La Cour notifie également ses arrêts aux agences compétentes des Nations unies et, si Israël ne se conforme pas à l'injonction éventuelle de la Cour, l'Afrique du Sud peut porter l'affaire devant le Conseil de sécurité des Nations unies et demander que des mesures soient prises pour faire appliquer l'arrêt de la Cour.

Si la Cour ne dispose pas d'une force militaire ou d'un organe propre pour faire appliquer ses arrêts, la mise en œuvre de ces arrêts est largement à la disposition du Conseil de sécurité des Nations unies.

La pression politique consécutive à l'arrêt de la Cour rendra probablement beaucoup plus difficile pour les États tiers d'apporter un soutien militaire et politique manifeste à Israël.

Quelle sera la suite de l'affaire ?

Si la demande de préservation constitue la première étape de l'affaire, la suivante est la phase des "exceptions préliminaires", suivie d'un procès sur le "fond de l'affaire" si les conditions de compétence et de recevabilité de la Cour sont remplies.

Les arrêts de la Cour sont définitifs et sans appel.

Bien que la Cour traite ses dossiers plus rapidement ces dernières années, on observe qu'il faut plus de 10 ans pour mener à bien des affaires similaires telles que le génocide.
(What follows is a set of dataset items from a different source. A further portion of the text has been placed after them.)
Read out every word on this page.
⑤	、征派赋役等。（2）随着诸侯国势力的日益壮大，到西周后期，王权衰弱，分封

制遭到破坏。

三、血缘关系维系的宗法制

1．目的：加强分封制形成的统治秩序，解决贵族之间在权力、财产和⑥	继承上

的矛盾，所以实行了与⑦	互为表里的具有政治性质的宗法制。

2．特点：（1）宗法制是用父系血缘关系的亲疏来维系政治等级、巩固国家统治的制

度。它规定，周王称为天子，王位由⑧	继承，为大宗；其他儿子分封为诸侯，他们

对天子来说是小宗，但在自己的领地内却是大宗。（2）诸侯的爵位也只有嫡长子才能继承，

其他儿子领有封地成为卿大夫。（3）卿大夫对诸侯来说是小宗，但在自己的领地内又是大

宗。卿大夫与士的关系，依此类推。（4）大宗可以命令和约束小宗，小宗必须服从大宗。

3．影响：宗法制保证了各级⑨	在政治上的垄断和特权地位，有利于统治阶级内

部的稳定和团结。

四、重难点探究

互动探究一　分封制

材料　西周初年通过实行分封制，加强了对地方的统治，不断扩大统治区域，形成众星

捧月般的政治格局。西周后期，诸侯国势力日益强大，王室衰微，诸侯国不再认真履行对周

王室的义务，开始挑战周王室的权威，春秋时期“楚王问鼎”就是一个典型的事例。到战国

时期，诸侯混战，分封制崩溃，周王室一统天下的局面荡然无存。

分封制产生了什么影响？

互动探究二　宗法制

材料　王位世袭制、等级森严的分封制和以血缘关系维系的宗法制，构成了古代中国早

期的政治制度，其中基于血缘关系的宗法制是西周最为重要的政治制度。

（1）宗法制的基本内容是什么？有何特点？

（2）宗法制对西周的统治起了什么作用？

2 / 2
Lorsque la République de Bosnie-Herzégovine a intenté une action pour génocide contre la République fédérale de Yougoslavie le 20 mars 1993, la Cour a rejeté la demande de préservation le 11 juillet 1996.
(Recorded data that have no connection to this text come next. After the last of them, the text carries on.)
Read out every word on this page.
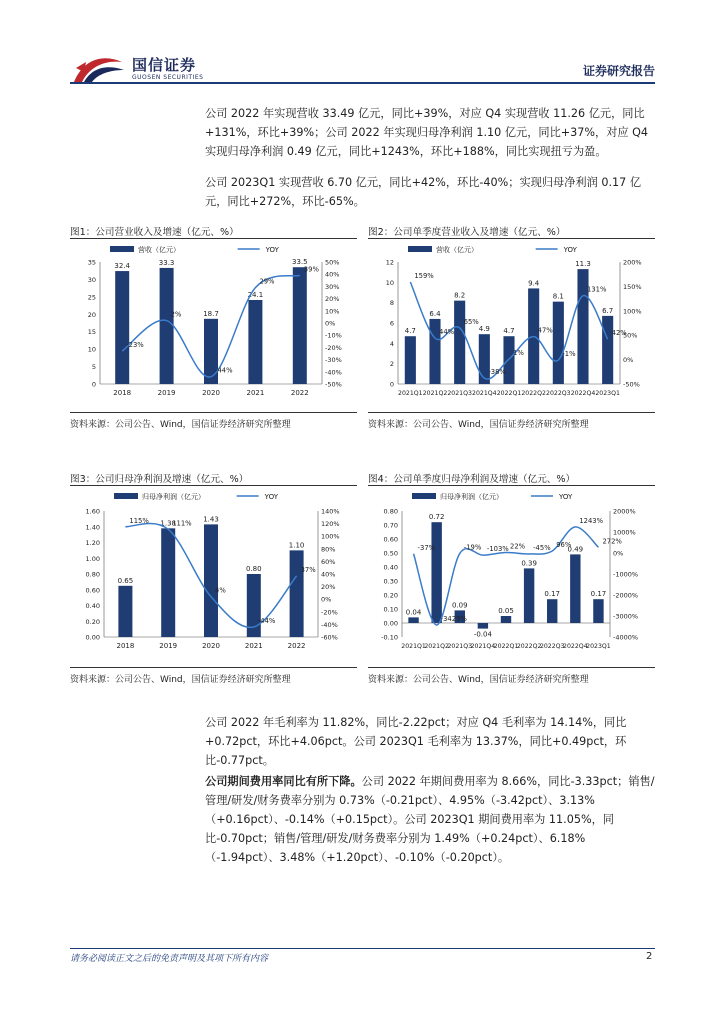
国信证券
GUOSEN SECURITIES	证券研究报告
公司 2022 年实现营收 33.49 亿元，同比+39%，对应 Q4 实现营收 11.26 亿元，同比+131%，环比+39%；公司 2022 年实现归母净利润 1.10 亿元，同比+37%，对应 Q4 实现归母净利润 0.49 亿元，同比+1243%，环比+188%，同比实现扭亏为盈。
公司 2023Q1 实现营收 6.70 亿元，同比+42%，环比-40%；实现归母净利润 0.17 亿元，同比+272%，环比-65%。
图1：公司营业收入及增速（亿元、%）	图2：公司单季度营业收入及增速（亿元、%）
营收（亿元）	YOY
0
5
10
15
20
25
30
35
-50%
-40%
-30%
-20%
-10%
0%
10%
20%
30%
40%
50%
32.4	33.3
18.7
24.1
33.5
2018	2019	2020	2021	2022
-23%
2%
-44%
29%
39%
营收（亿元）	YOY
0
2
4
6
8
10
12
-50%
0%
50%
100%
150%
200%
4.7
6.4
8.2
4.9 4.7
9.4
8.1
11.3
6.7
2021Q1 2021Q2 2021Q3 2021Q4 2022Q1 2022Q2 2022Q3 2022Q4 2023Q1
159%
44%
65%
-38%
1%
47%
-1%
131%
42%
资料来源：公司公告、Wind，国信证券经济研究所整理	资料来源：公司公告、Wind，国信证券经济研究所整理
图3：公司归母净利润及增速（亿元、%）	图4：公司单季度归母净利润及增速（亿元、%）
归母净利润（亿元）	YOY
0.00
0.20
0.40
0.60
0.80
1.00
1.20
1.40
1.60
-60%
-40%
-20%
0%
20%
40%
60%
80%
100%
120%
140%
0.65
1.38	1.43
0.80
1.10
2018	2019	2020	2021	2022
115%	111%
4%
-44%
37%
归母净利润（亿元）	YOY
-0.10
0.00
0.10
0.20
0.30
0.40
0.50
0.60
0.70
0.80
-4000%
-3000%
-2000%
-1000%
0%
1000%
2000%
0.04
0.72
0.09
-0.04
0.05
0.39
0.17
0.49
0.17
2021Q1
2021Q2
2021Q3
2021Q4
2022Q1
2022Q2
2022Q3
2022Q4
2023Q1
-37%
-3429%
-19% -103% 22% -45% 96%
1243%
272%
资料来源：公司公告、Wind，国信证券经济研究所整理	资料来源：公司公告、Wind，国信证券经济研究所整理
公司 2022 年毛利率为 11.82%，同比-2.22pct；对应 Q4 毛利率为 14.14%，同比+0.72pct，环比+4.06pct。公司 2023Q1 毛利率为 13.37%，同比+0.49pct，环比-0.77pct。
公司期间费用率同比有所下降。公司 2022 年期间费用率为 8.66%，同比-3.33pct；销售/管理/研发/财务费率分别为 0.73%（-0.21pct）、4.95%（-3.42pct）、3.13%（+0.16pct）、-0.14%（+0.15pct）。公司 2023Q1 期间费用率为 11.05%，同比-0.70pct；销售/管理/研发/财务费率分别为 1.49%（+0.24pct）、6.18%（-1.94pct）、3.48%（+1.20pct）、-0.10%（-0.20pct）。
请务必阅读正文之后的免责声明及其项下所有内容	2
Après des audiences sur le fond tenues entre le 27 février et le 9 mai 2006, la Cour a rendu son arrêt définitif le 26 février 2007, déclarant qu'un génocide avait été commis à Srebrenica, concluant ainsi l'affaire plus de dix ans plus tard.
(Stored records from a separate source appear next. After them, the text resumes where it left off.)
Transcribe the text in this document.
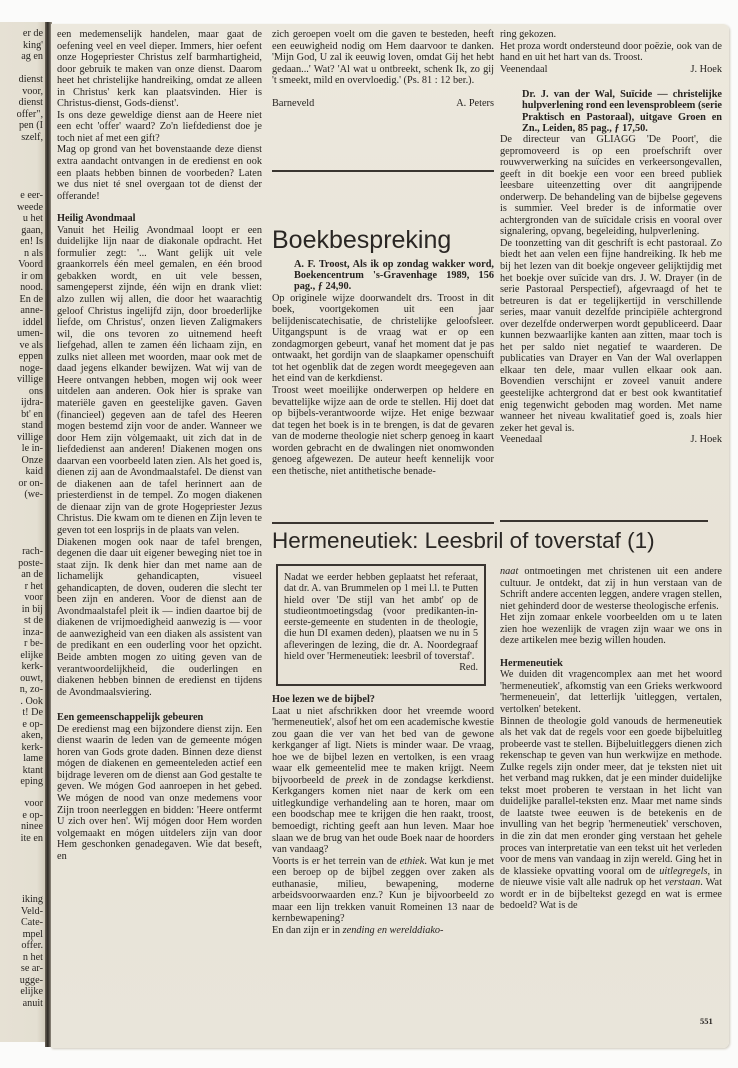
er de
king'
ag en

dienst
voor,
dienst
offer",
pen (I
szelf,
e eer-
weede
u het
gaan,
en! Is
n als
Voord
ir om
nood.
En de
anne-
iddel
umen-
ve als
eppen
noge-
villige
ons
ijdra-
bt' en
stand
villige
le in-
Onze
kaid
or on-
(we-
rach-
poste-
an de
r het
voor
in bij
st de
inza-
r be-
elijke
kerk-
ouwt,
n, zo-
. Ook
t! De
e op-
aken,
kerk-
lame
ktant
eping
voor
e op-
ninee
ite en
iking
Veld-
Cate-
mpel
offer.
n het
se ar-
ugge-
elijke
anuit

een medemenselijk handelen, maar gaat de oefening veel en veel dieper. Immers, hier oefent onze Hogepriester Christus zelf barmhartigheid, door gebruik te maken van onze dienst. Daarom heet het christelijke handreiking, omdat ze alleen in Christus' kerk kan plaatsvinden. Hier is Christus-dienst, Gods-dienst'.

Is ons deze geweldige dienst aan de Heere niet een echt 'offer' waard? Zo'n liefdedienst doe je toch niet af met een gift?

Mag op grond van het bovenstaande deze dienst extra aandacht ontvangen in de eredienst en ook een plaats hebben binnen de voorbeden? Laten we dus niet té snel overgaan tot de dienst der offerande!

Heilig Avondmaal

Vanuit het Heilig Avondmaal loopt er een duidelijke lijn naar de diakonale opdracht. Het formulier zegt: '... Want gelijk uit vele graankorrels één meel gemalen, en één brood gebakken wordt, en uit vele bessen, samengeperst zijnde, één wijn en drank vliet: alzo zullen wij allen, die door het waarachtig geloof Christus ingelijfd zijn, door broederlijke liefde, om Christus', onzen lieven Zaligmakers wil, die ons tevoren zo uitnemend heeft liefgehad, allen te zamen één lichaam zijn, en zulks niet alleen met woorden, maar ook met de daad jegens elkander bewijzen. Wat wij van de Heere ontvangen hebben, mogen wij ook weer uitdelen aan anderen. Ook hier is sprake van materiële gaven en geestelijke gaven. Gaven (financieel) gegeven aan de tafel des Heeren mogen bestemd zijn voor de ander. Wanneer we door Hem zijn vòlgemaakt, uit zich dat in de liefdedienst aan anderen! Diakenen mogen ons daarvan een voorbeeld laten zien. Als het goed is, dienen zij aan de Avondmaalstafel. De dienst van de diakenen aan de tafel herinnert aan de priesterdienst in de tempel. Zo mogen diakenen de dienaar zijn van de grote Hogepriester Jezus Christus. Die kwam om te dienen en Zijn leven te geven tot een losprijs in de plaats van velen.

Diakenen mogen ook naar de tafel brengen, degenen die daar uit eigener beweging niet toe in staat zijn. Ik denk hier dan met name aan de lichamelijk gehandicapten, visueel gehandicapten, de doven, ouderen die slecht ter been zijn en anderen. Voor de dienst aan de Avondmaalstafel pleit ik — indien daartoe bij de diakenen de vrijmoedigheid aanwezig is — voor de aanwezigheid van een diaken als assistent van de predikant en een ouderling voor het opzicht. Beide ambten mogen zo uiting geven van de verantwoordelijkheid, die ouderlingen en diakenen hebben binnen de eredienst en tijdens de Avondmaalsviering.

Een gemeenschappelijk gebeuren

De eredienst mag een bijzondere dienst zijn. Een dienst waarin de leden van de gemeente mógen horen van Gods grote daden. Binnen deze dienst mógen de diakenen en gemeenteleden actief een bijdrage leveren om de dienst aan God gestalte te geven. We mógen God aanroepen in het gebed. We mógen de nood van onze medemens voor Zijn troon neerleggen en bidden: 'Heere ontfermt U zich over hen'. Wij mógen door Hem worden volgemaakt en mógen uitdelers zijn van door Hem geschonken genadegaven. Wie dat beseft, en

zich geroepen voelt om die gaven te besteden, heeft een eeuwigheid nodig om Hem daarvoor te danken. 'Mijn God, U zal ik eeuwig loven, omdat Gij het hebt gedaan...' Wat? 'Al wat u ontbreekt, schenk Ik, zo gij 't smeekt, mild en overvloedig.' (Ps. 81 : 12 ber.).

Barneveld	A. Peters
Boekbespreking

A. F. Troost, Als ik op zondag wakker word, Boekencentrum 's-Gravenhage 1989, 156 pag., ƒ 24,90.

Op originele wijze doorwandelt drs. Troost in dit boek, voortgekomen uit een jaar belijdeniscatechisatie, de christelijke geloofsleer. Uitgangspunt is de vraag wat er op een zondagmorgen gebeurt, vanaf het moment dat je pas ontwaakt, het gordijn van de slaapkamer openschuift tot het ogenblik dat de zegen wordt meegegeven aan het eind van de kerkdienst.

Troost weet moeilijke onderwerpen op heldere en bevattelijke wijze aan de orde te stellen. Hij doet dat op bijbels-verantwoorde wijze. Het enige bezwaar dat tegen het boek is in te brengen, is dat de gevaren van de moderne theologie niet scherp genoeg in kaart worden gebracht en de dwalingen niet onomwonden genoeg afgewezen. De auteur heeft kennelijk voor een thetische, niet antithetische benade-

ring gekozen.

Het proza wordt ondersteund door poëzie, ook van de hand en uit het hart van ds. Troost.

Veenendaal	J. Hoek

Dr. J. van der Wal, Suïcide — christelijke hulpverlening rond een levensprobleem (serie Praktisch en Pastoraal), uitgave Groen en Zn., Leiden, 85 pag., ƒ 17,50.

De directeur van GLIAGG 'De Poort', die gepromoveerd is op een proefschrift over rouwverwerking na suïcides en verkeersongevallen, geeft in dit boekje een voor een breed publiek leesbare uiteenzetting over dit aangrijpende onderwerp. De behandeling van de bijbelse gegevens is summier. Veel breder is de informatie over achtergronden van de suïcidale crisis en vooral over signalering, opvang, begeleiding, hulpverlening.

De toonzetting van dit geschrift is echt pastoraal. Zo biedt het aan velen een fijne handreiking. Ik heb me bij het lezen van dit boekje ongeveer gelijktijdig met het boekje over suïcide van drs. J. W. Drayer (in de serie Pastoraal Perspectief), afgevraagd of het te betreuren is dat er tegelijkertijd in verschillende series, maar vanuit dezelfde principiële achtergrond over dezelfde onderwerpen wordt gepubliceerd. Daar kunnen bezwaarlijke kanten aan zitten, maar toch is het per saldo niet negatief te waarderen. De publicaties van Drayer en Van der Wal overlappen elkaar ten dele, maar vullen elkaar ook aan. Bovendien verschijnt er zoveel vanuit andere geestelijke achtergrond dat er best ook kwantitatief enig tegenwicht geboden mag worden. Met name wanneer het niveau kwalitatief goed is, zoals hier zeker het geval is.

Veenedaal	J. Hoek
Hermeneutiek: Leesbril of toverstaf (1)
Nadat we eerder hebben geplaatst het referaat, dat dr. A. van Brummelen op 1 mei l.l. te Putten hield over 'De stijl van het ambt' op de studieontmoetingsdag (voor predikanten-in-eerste-gemeente en studenten in de theologie, die hun DI examen deden), plaatsen we nu in 5 afleveringen de lezing, die dr. A. Noordegraaf hield over 'Hermeneutiek: leesbril of toverstaf'.
Red.

Hoe lezen we de bijbel?

Laat u niet afschrikken door het vreemde woord 'hermeneutiek', alsof het om een academische kwestie zou gaan die ver van het bed van de gewone kerkganger af ligt. Niets is minder waar. De vraag, hoe we de bijbel lezen en vertolken, is een vraag waar elk gemeentelid mee te maken krijgt. Neem bijvoorbeeld de preek in de zondagse kerkdienst. Kerkgangers komen niet naar de kerk om een uitlegkundige verhandeling aan te horen, maar om een boodschap mee te krijgen die hen raakt, troost, bemoedigt, richting geeft aan hun leven. Maar hoe slaan we de brug van het oude Boek naar de hoorders van vandaag?

Voorts is er het terrein van de ethiek. Wat kun je met een beroep op de bijbel zeggen over zaken als euthanasie, milieu, bewapening, moderne arbeidsvoorwaarden enz.? Kun je bijvoorbeeld zo maar een lijn trekken vanuit Romeinen 13 naar de kernbewapening?

En dan zijn er in zending en werelddiako-

naat ontmoetingen met christenen uit een andere cultuur. Je ontdekt, dat zij in hun verstaan van de Schrift andere accenten leggen, andere vragen stellen, niet gehinderd door de westerse theologische erfenis.

Het zijn zomaar enkele voorbeelden om u te laten zien hoe wezenlijk de vragen zijn waar we ons in deze artikelen mee bezig willen houden.

Hermeneutiek

We duiden dit vragencomplex aan met het woord 'hermeneutiek', afkomstig van een Grieks werkwoord 'hermeneuein', dat letterlijk 'uitleggen, vertalen, vertolken' betekent.

Binnen de theologie gold vanouds de hermeneutiek als het vak dat de regels voor een goede bijbeluitleg probeerde vast te stellen. Bijbeluitleggers dienen zich rekenschap te geven van hun werkwijze en methode. Zulke regels zijn onder meer, dat je teksten niet uit het verband mag rukken, dat je een minder duidelijke tekst moet proberen te verstaan in het licht van duidelijke parallel-teksten enz. Maar met name sinds de laatste twee eeuwen is de betekenis en de invulling van het begrip 'hermeneutiek' verschoven, in die zin dat men eronder ging verstaan het gehele proces van interpretatie van een tekst uit het verleden voor de mens van vandaag in zijn wereld. Ging het in de klassieke opvatting vooral om de uitlegregels, in de nieuwe visie valt alle nadruk op het verstaan. Wat wordt er in de bijbeltekst gezegd en wat is ermee bedoeld? Wat is de

551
Dans une affaire similaire, la Cour a achevé les audiences sur le fond de l'affaire de génocide intentée par la Croatie contre la République fédérale de Yougoslavie le 2 juillet 1999, a entendu des témoins et des experts du 3 mars au 1er avril 2014 et a rendu son arrêt définitif le 3 février 2015.

Quelles sont les mesures demandées par l'Afrique du Sud ?

L'Afrique du Sud demande à la Cour d'imposer des mesures provisoires pour contraindre Israël "à ne pas commettre de génocide, à prévenir le génocide et à punir les auteurs du génocide".

Ces mesures provisoires visent à empêcher que la situation ne s'aggrave pendant la durée de la procédure.

L'Afrique du Sud demande les 9 mesures provisoires suivantes.

1- Cesser immédiatement les opérations militaires à Gaza

2- Ne pas prendre de mesures pour favoriser toute opération militaire à Gaza par tout groupe sous son contrôle

3- De prendre toutes les mesures raisonnables pour empêcher le génocide des Palestiniens

4- S'abstenir de toute action entrant dans le champ d'application de l'article 2 de la Convention sur le génocide

5- Veiller à ce que les personnes déplacées retournent dans leurs foyers et aient accès à l'aide humanitaire, y compris à la nourriture, à l'eau, au carburant, aux fournitures médicales et d'hygiène, aux abris et aux vêtements

6- Prendre les mesures nécessaires pour punir les personnes impliquées dans le génocide,

7- Préserver les preuves du génocide et ne pas refuser l'accès à Gaza aux fonctionnaires internationaux et autres qui se déplacent à cette fin

8- Soumettre des rapports réguliers à la Cour sur la mise en œuvre des mesures imposées,

9- Demande à la Cour de lui ordonner de s'abstenir d'actions qui compliqueraient ou prolongeraient la procédure.